Они остановились, поглядели строго: высокий, худощавый парень — узколицый и широкоглазый, с шапкой темных волос, падающих на лоб. В позе (внезапный стоп после бега, беспомощно разведенные руки), во взгляде (смущение и восхищение одновременно), в улыбке (эдакая ласковая беспомощность), во всем обаяние неискушенности и напора: странное и неотразимое сочетание.

— Простите меня. Я даже не придумал, что сказать.

Девушки снисходительно переглянулись. Одна — высокая, черноглазая, темнокожая, как мулатка. Очень белые белки глаз, очень белые зубы. Тоненькая, длинноногая, тонкорукая. Невозможно взгляда оторвать — вот какая!

Другая, кажется, тоже красивая, но как обычно, как многие. Обе глядят удивленно и благожелательно.

— Вы знаете, — выпаливает он, — меня зовут Виктор!

Девушки откровенно смеются. Протягивают руки:

— А меня — Лида.

— Даша.

— Я рад.

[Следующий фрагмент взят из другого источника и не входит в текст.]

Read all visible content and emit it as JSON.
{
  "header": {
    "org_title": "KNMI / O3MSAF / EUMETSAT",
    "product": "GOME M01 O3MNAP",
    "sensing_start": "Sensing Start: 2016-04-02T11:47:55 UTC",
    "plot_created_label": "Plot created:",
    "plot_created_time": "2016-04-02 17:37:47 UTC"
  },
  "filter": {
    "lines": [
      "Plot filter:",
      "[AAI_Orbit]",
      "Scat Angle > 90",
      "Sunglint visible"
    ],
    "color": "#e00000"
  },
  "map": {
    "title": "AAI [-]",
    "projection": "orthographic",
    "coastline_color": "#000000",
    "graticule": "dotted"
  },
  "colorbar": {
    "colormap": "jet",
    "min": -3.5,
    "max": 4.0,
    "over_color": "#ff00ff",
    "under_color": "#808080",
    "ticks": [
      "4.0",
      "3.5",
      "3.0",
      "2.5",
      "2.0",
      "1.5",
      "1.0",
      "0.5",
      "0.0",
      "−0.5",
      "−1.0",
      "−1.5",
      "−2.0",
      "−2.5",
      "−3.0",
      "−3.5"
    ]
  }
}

Знаете, как я рад. Вы идете куда?

Мулатку зовут Даша. А? Красивое имя — Даша. И идут они никуда, просто так. А почему бы им не зайти вместе к одному знакомому художнику. Он живет во-о-он в том доме, его балкон прямо над стеклянным кафе, вернее, над забегаловкой.

— Помните: «По вечерам над ресторанами какой-то воздух ммм и сух»…

— Ну, блоковскую «Незнакомку»-то можно было в школе выучить.

Это говорит, смеясь снисходительно, беленькая — Лида.

— Мне теперь стыдно, но я так плохо учился, — покаянно произносит Виктор. — Знаете, соблазны юности…

— Ну-ну, ясно.

Очень легко вот так топать по просыхающему тротуару, перепрыгивая ручьи, текущие из водосточных труб, и болтать о чем вздумается.